Las Vegas prides itself on its strong union-staffed hotels and casinos. However, according to a class-action lawsuit recently filed, Bravo Pro Inc. was allegedly paying workers $3.50 to $4.00 per hour for 13-hour shifts with no overtime pay. Their employees were providing janitorial and maintenance services to Bravo’s clients around the city.
According to the Las Vegas Sun:
The workers’ attorney, Matthew Callister, says the company held its mostly-Mexican workforce in a form of “indentured servitude,” squeezing more labor out of frustrated workers by promising to make them whole one day. Many tired of waiting and quit. Others, undocumented and desperate for work, remain silent.
One of the problems of unauthorized immigration is the increased likelihood that workers will be exploited by unscrupulous employers due to the undocumented immigrants’ lack of status, which results in lower wages and weakened working conditions for other workers.
The current dysfunctional immigration system creates an environment where the kinds of allegations raised in this lawsuit are more likely to exist. These kinds of abuses not only impact the workers, they also tarnish the image of the vast majority of employers who want to play by the rules and who don’t abuse their employees. Everyone loses in an environment where hardworking employees are forced into the shadows and honest employers don’t have the tools they need to effectively and reliably determine immigration status.
The Las Vegas Review Journal writes:
Callister admits he picked a tough time to take up the cause of a group of largely Spanish-speaking people with marginal immigration paperwork. After all, the local unemployment rate is a record 13.1 percent, and nationwide anti-immigration fervor is growing.
But, Callister reasons, what better time to focus on the need to protect the rights of all workers? People might discriminate, but federal labor law does not: Even illegal immigrant employees are protected.
“So many people need any job,” he says. “People are willing to work for less and be stiffed on what they’re entitled to because they’re desperate. But that doesn’t make it right.”

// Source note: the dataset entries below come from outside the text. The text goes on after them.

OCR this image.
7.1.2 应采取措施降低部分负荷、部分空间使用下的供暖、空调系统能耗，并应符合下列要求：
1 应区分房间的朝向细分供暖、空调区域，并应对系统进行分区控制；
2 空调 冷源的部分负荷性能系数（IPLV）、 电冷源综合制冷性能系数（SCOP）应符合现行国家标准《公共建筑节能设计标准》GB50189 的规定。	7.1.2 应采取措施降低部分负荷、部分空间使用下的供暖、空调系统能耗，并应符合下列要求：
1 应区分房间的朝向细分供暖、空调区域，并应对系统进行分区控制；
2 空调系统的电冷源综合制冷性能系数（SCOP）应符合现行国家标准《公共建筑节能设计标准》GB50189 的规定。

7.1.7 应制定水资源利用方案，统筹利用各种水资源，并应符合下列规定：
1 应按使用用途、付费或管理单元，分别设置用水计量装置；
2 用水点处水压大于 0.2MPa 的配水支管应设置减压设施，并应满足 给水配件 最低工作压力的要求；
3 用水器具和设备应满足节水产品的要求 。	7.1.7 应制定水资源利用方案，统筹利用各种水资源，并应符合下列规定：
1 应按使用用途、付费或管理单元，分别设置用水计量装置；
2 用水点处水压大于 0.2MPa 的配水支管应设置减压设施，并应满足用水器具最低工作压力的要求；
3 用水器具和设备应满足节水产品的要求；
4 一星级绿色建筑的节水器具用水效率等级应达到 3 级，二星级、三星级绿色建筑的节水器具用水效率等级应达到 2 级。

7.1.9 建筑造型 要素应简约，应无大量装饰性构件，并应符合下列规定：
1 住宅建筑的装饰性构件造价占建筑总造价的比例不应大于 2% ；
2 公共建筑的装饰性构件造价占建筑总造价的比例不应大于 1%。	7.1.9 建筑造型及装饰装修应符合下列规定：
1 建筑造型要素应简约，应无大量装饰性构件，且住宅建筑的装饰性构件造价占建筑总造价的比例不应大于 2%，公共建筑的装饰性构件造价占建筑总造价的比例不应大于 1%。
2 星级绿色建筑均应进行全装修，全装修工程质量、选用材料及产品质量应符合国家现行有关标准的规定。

Taking up the case of any and all exploited workers is important as it keeps bad-apple employers on the alert and protects all workers in the long run. According to the Cristina Jimenez of the Drum Major Institute:
The existence of this under class of workers affects working class Americans more than we think. Undocumented workers’ lack of rights and vulnerable situation in the workplace enables employers to drag down labor standards, leaving fewer decent jobs available and forcing all workers regardless of citizenship or immigration status to either accept the same low quality conditions and wages or be excluded from labor sectors that mainly hire undocumented workers.
To have no law protecting illegal workers, “would open the door to crazy exploitation,” said Ruth Milkman, director of the Institute of Industrial Relations at University of California, Los Angeles. Having no legal protection for illegal workers is an invitation to “create slavery,” said William Gould, former chairman and professor emeritus at Stanford Law School said.
In the absence of a comprehensive solution to our broken immigration system, scenarios like these will continue. Bad employers will continue to exploit the undocumented and the availability of these workers will continue to drag down the wages and working conditions of all workers.
Strong labor law enforcement along with comprehensive immigration reform will restore the rule of law to both the labor market and the immigration system and will protect all workers in the long run.